The Finance Division, on the other hand, was of the view that it was a routine payment mechanism under which the government has been making payments on regular basis and the reference to NAB inquiries should be avoided in the summary. As a consequence though the ECC did not take a decision and payments remain outstanding.

For the second category of 14 IPPs, it was agreed by the parties that payments would be cleared within 30 days after the ratification of tariffs by the National Electric Power Regulatory Authority (Nepra) on the basis of the government-IPP agreements. Nepra has conducted public hearings on the agreements but has yet to issue its determination. The third category of about five IPPs blamed for getting excess payments by an earlier investigation committee led by former SECP chairman Muhammad Ali has to go through arbitration process. The payments to IPPs of the second and third category amounting to about Rs75bn are thus not payable as yet under the agreement.

A Power Division spokesman said it would be unfair to describe the non-payment by a given date as a government default even though he agreed it was a technical default that was curable. At worst, the IPPs would be free not to give certain tariff discounts but government still had reasonable time to address the issue and best efforts would be made to that end.

The spokesman said clause 5 of the agreements signed by all the IPPs and the government was self explanatory in such situation and provided text of the said clause to the media.

The spokesman said it was premature to portray if the agreements had come to an end and added the government was making all out efforts to ensure transparency in utilization of public funds to avoid any controversy. Therefore, all legal and procedural requirements are being fulfilled for payments and the matter had been taken with all institutions of the government including the ECC.

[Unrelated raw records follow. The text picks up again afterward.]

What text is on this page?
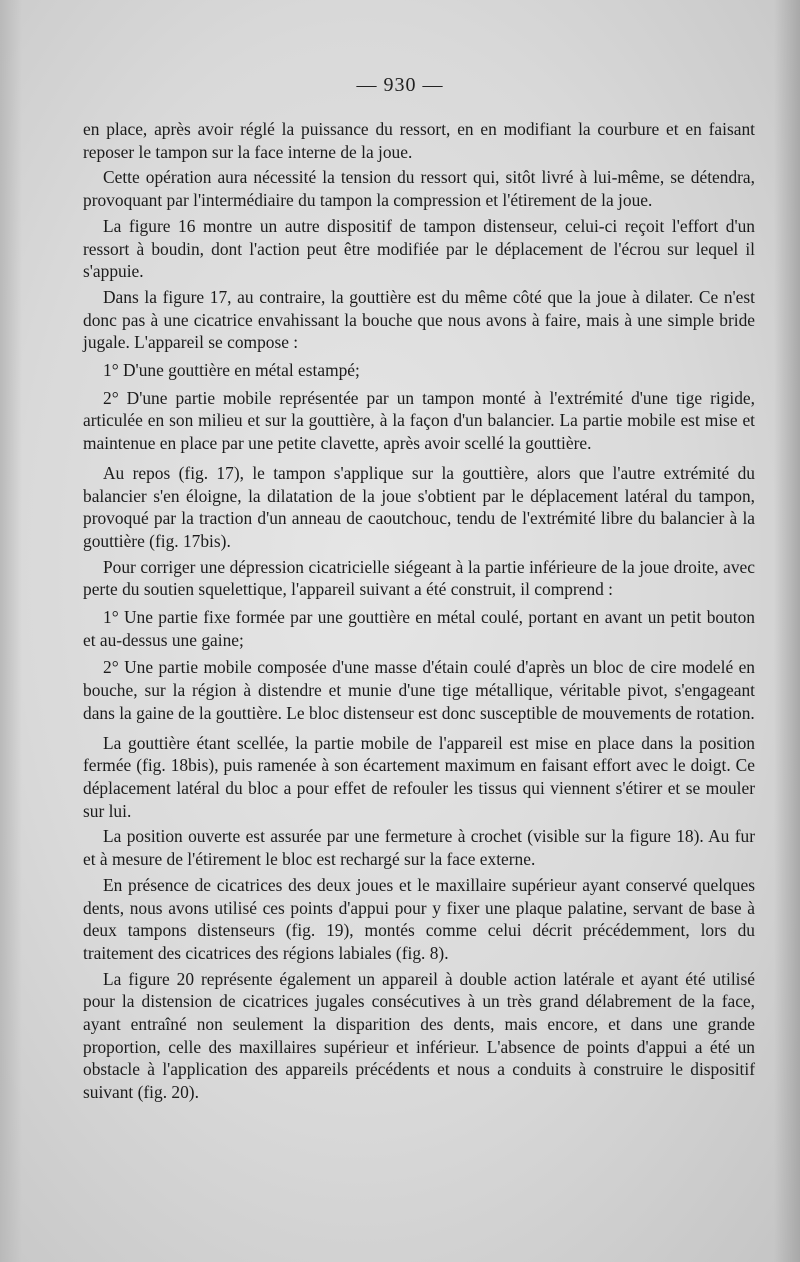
— 930 —

en place, après avoir réglé la puissance du ressort, en en modifiant la courbure et en faisant reposer le tampon sur la face interne de la joue.

Cette opération aura nécessité la tension du ressort qui, sitôt livré à lui-même, se détendra, provoquant par l'intermédiaire du tampon la compression et l'étirement de la joue.

La figure 16 montre un autre dispositif de tampon distenseur, celui-ci reçoit l'effort d'un ressort à boudin, dont l'action peut être modifiée par le déplacement de l'écrou sur lequel il s'appuie.

Dans la figure 17, au contraire, la gouttière est du même côté que la joue à dilater. Ce n'est donc pas à une cicatrice envahissant la bouche que nous avons à faire, mais à une simple bride jugale. L'appareil se compose :

1° D'une gouttière en métal estampé;

2° D'une partie mobile représentée par un tampon monté à l'extrémité d'une tige rigide, articulée en son milieu et sur la gouttière, à la façon d'un balancier. La partie mobile est mise et maintenue en place par une petite clavette, après avoir scellé la gouttière.

Au repos (fig. 17), le tampon s'applique sur la gouttière, alors que l'autre extrémité du balancier s'en éloigne, la dilatation de la joue s'obtient par le déplacement latéral du tampon, provoqué par la traction d'un anneau de caoutchouc, tendu de l'extrémité libre du balancier à la gouttière (fig. 17bis).

Pour corriger une dépression cicatricielle siégeant à la partie inférieure de la joue droite, avec perte du soutien squelettique, l'appareil suivant a été construit, il comprend :

1° Une partie fixe formée par une gouttière en métal coulé, portant en avant un petit bouton et au-dessus une gaine;

2° Une partie mobile composée d'une masse d'étain coulé d'après un bloc de cire modelé en bouche, sur la région à distendre et munie d'une tige métallique, véritable pivot, s'engageant dans la gaine de la gouttière. Le bloc distenseur est donc susceptible de mouvements de rotation.

La gouttière étant scellée, la partie mobile de l'appareil est mise en place dans la position fermée (fig. 18bis), puis ramenée à son écartement maximum en faisant effort avec le doigt. Ce déplacement latéral du bloc a pour effet de refouler les tissus qui viennent s'étirer et se mouler sur lui.

La position ouverte est assurée par une fermeture à crochet (visible sur la figure 18). Au fur et à mesure de l'étirement le bloc est rechargé sur la face externe.

En présence de cicatrices des deux joues et le maxillaire supérieur ayant conservé quelques dents, nous avons utilisé ces points d'appui pour y fixer une plaque palatine, servant de base à deux tampons distenseurs (fig. 19), montés comme celui décrit précédemment, lors du traitement des cicatrices des régions labiales (fig. 8).

La figure 20 représente également un appareil à double action latérale et ayant été utilisé pour la distension de cicatrices jugales consécutives à un très grand délabrement de la face, ayant entraîné non seulement la disparition des dents, mais encore, et dans une grande proportion, celle des maxillaires supérieur et inférieur. L'absence de points d'appui a été un obstacle à l'application des appareils précédents et nous a conduits à construire le dispositif suivant (fig. 20).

It said “In the event of any default by the Power Pur­ch­aser under this Amendment, the Company shall suspend giv­ing Tariff Discount from the date of default; provided, however, if such default in not cured within a period of seventy (70) Days, the Company shall have the right to ter­­minate this Amendment by seven (7) Days’ Notice, with no rights and obligations of either party arising out of the termination of this Amendment. Termination of this Amend­ment shall not affect the accrued rights of the Parties”.

This clause also required that Clause-9 of the agreement shall continue in force after termination and shall continue in effect and be binding upon the Parties. Clause-9 said “This Amendment shall be governed by and construed in accordance with the Laws of England. Article XV (Resolution of Disputes) and Article XVII (Miscellaneous Provisions) of the PPA shall apply to this PPA Amendment, mutatis mutandis”.